What is Bladder Cancer?
Bladder cancer is caused by an overproliferation of abnormal cells of the bladder (an organ in the body that collects urine). Tumors can press on or block surrounding structures or spaces, causing dysfunction in normal body processes, and in later stages, cancerous cells can metastasize (i.e. invade distant organs), potentially causing extensive damage and, if uncontrolled, death.
Nine out of ten individuals who develop bladder cancer are over the age of 55. The American Cancer Society estimates that in the United States in 2015, approximately 74,000 new cases of bladder cancer will be diagnosed (56,320 males and 17,680 females) and there will be approximately 16,000 deaths resulting from bladder cancer (11,510 males, 4,490 females).
While there are various factors that may increase the risk of developing bladder cancer, smoking tobacco is the most significant. Signs and symptoms of bladder cancer may include:
- blood in the urine
- needing to urinate more frequently than usual
- pain/burning when urinating
- a sense that you need to urinate immediately, even if you recently emptied your bladder
- in more advanced stages: inability to urinate, pain in the lower back on only one side, loss of weight/appetite, swelling of the feet, bone pain
Half of new bladder cancer cases are caught in the very early stages. In 35% of cases, bladder cancer is found to have invaded more deeply into, but remain confined to, the bladder. In these earlier cases, treatment is more likely to produce remission (i.e. no detectable cancer). Metastasis is only seen in approximately 4% of cases. In the U.S. currently, there are approximately 500,000 bladder cancer survivors.

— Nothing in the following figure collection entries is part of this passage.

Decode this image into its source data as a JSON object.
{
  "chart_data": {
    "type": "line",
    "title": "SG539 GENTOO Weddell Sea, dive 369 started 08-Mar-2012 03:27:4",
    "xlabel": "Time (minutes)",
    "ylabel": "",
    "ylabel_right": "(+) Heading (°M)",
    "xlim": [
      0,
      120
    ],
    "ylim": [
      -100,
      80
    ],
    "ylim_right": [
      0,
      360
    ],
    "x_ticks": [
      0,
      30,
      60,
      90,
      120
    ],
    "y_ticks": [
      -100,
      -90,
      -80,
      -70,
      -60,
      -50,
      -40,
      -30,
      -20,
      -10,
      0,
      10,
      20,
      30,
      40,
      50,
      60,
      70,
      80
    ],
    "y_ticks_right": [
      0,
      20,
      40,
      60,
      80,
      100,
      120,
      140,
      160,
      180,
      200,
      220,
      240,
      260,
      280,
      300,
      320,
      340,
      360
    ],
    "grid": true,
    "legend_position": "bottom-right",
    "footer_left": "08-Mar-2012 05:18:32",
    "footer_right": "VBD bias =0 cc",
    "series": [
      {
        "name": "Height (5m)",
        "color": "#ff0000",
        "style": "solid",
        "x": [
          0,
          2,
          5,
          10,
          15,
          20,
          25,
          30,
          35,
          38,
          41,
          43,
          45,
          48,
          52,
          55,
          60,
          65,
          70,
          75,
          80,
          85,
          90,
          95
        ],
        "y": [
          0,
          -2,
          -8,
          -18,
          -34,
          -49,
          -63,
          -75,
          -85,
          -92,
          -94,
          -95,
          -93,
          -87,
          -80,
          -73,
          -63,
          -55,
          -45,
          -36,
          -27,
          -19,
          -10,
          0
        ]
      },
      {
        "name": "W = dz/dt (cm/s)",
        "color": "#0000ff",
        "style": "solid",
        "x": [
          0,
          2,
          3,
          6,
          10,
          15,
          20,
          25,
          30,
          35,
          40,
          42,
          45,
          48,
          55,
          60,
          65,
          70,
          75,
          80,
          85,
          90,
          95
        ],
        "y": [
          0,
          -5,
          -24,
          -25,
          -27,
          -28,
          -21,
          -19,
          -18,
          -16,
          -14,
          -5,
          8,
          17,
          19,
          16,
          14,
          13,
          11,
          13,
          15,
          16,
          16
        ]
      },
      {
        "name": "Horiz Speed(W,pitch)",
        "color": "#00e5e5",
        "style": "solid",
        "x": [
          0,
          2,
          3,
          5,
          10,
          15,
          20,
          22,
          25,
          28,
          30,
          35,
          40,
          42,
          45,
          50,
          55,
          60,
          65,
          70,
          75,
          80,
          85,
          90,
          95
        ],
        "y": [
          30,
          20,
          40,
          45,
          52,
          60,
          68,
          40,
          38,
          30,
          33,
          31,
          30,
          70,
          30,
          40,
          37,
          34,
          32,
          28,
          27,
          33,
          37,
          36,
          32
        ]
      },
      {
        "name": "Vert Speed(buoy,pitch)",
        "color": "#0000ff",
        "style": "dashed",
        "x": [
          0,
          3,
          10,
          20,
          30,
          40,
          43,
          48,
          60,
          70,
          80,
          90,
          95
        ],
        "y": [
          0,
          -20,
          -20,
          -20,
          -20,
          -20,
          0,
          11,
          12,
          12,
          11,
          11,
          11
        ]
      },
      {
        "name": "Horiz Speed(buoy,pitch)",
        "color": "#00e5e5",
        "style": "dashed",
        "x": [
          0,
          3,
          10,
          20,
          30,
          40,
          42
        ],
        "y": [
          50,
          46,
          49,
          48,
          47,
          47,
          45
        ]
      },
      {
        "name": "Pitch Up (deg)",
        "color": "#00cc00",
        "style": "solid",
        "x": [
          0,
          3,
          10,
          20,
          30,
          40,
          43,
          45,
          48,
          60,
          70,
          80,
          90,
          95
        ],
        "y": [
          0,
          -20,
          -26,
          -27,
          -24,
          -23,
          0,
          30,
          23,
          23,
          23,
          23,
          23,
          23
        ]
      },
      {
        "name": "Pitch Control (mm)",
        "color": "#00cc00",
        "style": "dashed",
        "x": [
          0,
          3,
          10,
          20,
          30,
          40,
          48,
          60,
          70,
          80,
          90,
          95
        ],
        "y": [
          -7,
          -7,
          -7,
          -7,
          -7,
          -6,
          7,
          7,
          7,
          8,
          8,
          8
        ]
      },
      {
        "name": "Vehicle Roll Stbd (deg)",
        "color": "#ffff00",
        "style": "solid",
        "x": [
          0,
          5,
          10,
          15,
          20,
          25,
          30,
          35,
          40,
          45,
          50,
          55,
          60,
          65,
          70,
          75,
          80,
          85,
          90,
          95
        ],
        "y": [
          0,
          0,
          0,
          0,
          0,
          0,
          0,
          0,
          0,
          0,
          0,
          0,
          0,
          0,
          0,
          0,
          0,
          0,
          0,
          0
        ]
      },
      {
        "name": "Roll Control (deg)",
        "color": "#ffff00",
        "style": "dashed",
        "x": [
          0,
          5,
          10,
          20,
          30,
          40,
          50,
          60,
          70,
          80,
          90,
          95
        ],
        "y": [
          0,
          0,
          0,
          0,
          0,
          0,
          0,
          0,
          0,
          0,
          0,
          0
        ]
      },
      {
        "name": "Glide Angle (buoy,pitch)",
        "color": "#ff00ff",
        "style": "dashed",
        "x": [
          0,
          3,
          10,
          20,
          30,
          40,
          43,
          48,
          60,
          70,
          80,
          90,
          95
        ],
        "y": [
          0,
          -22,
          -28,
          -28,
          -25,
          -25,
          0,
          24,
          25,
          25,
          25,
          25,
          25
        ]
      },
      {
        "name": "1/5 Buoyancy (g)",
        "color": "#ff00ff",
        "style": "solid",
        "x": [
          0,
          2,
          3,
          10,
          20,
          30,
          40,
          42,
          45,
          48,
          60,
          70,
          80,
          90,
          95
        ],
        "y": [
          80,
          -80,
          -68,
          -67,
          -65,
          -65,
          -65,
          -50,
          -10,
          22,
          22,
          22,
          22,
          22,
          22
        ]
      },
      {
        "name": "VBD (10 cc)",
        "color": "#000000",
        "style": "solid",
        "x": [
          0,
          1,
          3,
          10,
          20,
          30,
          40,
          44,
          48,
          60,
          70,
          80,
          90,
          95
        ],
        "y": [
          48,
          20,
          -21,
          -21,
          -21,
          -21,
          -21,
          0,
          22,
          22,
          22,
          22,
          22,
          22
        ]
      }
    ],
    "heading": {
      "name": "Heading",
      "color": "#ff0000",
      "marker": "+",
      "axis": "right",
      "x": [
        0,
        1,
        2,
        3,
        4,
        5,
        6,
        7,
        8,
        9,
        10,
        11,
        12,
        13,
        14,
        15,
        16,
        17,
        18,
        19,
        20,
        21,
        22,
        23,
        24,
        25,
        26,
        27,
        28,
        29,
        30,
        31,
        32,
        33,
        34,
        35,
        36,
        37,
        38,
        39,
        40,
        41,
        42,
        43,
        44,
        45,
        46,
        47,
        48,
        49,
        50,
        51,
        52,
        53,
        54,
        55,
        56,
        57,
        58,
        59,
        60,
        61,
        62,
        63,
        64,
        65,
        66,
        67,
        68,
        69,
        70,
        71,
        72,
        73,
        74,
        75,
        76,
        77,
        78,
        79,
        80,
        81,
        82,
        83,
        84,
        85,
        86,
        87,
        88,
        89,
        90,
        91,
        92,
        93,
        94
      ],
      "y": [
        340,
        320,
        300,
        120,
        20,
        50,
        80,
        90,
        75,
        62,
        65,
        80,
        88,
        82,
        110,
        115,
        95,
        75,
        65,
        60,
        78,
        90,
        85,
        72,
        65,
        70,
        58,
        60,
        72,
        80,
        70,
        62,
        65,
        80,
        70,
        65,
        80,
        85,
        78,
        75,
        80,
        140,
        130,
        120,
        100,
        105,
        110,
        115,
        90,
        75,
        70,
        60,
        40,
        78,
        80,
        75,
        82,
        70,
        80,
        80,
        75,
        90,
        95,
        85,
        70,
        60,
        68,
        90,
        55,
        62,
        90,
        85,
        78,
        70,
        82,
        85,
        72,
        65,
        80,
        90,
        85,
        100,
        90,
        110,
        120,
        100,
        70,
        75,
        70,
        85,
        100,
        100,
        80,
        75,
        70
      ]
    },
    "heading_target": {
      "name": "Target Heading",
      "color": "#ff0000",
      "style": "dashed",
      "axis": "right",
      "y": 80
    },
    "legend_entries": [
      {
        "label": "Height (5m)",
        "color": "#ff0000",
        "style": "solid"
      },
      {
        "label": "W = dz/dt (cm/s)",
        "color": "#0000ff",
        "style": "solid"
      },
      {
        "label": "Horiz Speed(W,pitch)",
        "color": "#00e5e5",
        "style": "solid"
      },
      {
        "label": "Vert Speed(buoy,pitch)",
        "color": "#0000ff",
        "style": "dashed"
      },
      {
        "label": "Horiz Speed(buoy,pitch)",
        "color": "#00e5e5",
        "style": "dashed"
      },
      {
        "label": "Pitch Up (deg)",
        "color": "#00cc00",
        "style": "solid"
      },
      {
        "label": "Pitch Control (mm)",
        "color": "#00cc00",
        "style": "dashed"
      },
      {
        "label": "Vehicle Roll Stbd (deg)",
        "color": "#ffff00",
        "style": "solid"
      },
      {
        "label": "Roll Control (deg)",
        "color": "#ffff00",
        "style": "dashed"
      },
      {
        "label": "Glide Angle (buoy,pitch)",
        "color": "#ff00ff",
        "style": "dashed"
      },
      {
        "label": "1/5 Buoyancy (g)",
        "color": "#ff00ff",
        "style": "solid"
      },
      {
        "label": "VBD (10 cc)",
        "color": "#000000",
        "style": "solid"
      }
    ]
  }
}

You can reduce your risk of developing bladder cancer by avoiding smoking tobacco, drinking plenty of water, and avoiding use of dyes that contain aromatic amines and dietary supplements that contain aristolochic acid. If you are experiencing unusual signs or symptoms, such as those noted above, it is important to visit your healthcare provider as soon as possible.
Results of the Study
Data was gathered from the California Men’s Health Study, which collected information from surveys mailed to 84,170 men of various ethnicities, aged 45 to 69 years old, from 2002 to 2003. The researchers examined the participants’ health records over the 11-year period following the survey, so that associations between health status and lifestyle choices could be assessed.
The researchers found:
- 41% of participants reported cannabis use
- 57% of participants reported tobacco use
- 27% of participants reported using both cannabis and tobacco
- 29% used neither cannabis nor tobacco
- Among all participants, 0.3% developed bladder cancer.
- Among cannabis users, 0.3% developed bladder cancer, while 0.4% of cannabis non-users developed bladder cancer.
After controlling for age, race, ethnicity, and body mass index:
- tobacco use was associated with an increased risk of developing bladder cancer
- overall, cannabis use was associated with a 45% decreased risk of developing bladder cancer (statistically significant in participants aged 45-54 years old, decreased trend but not statistically significant in participants aged 55-69 years old)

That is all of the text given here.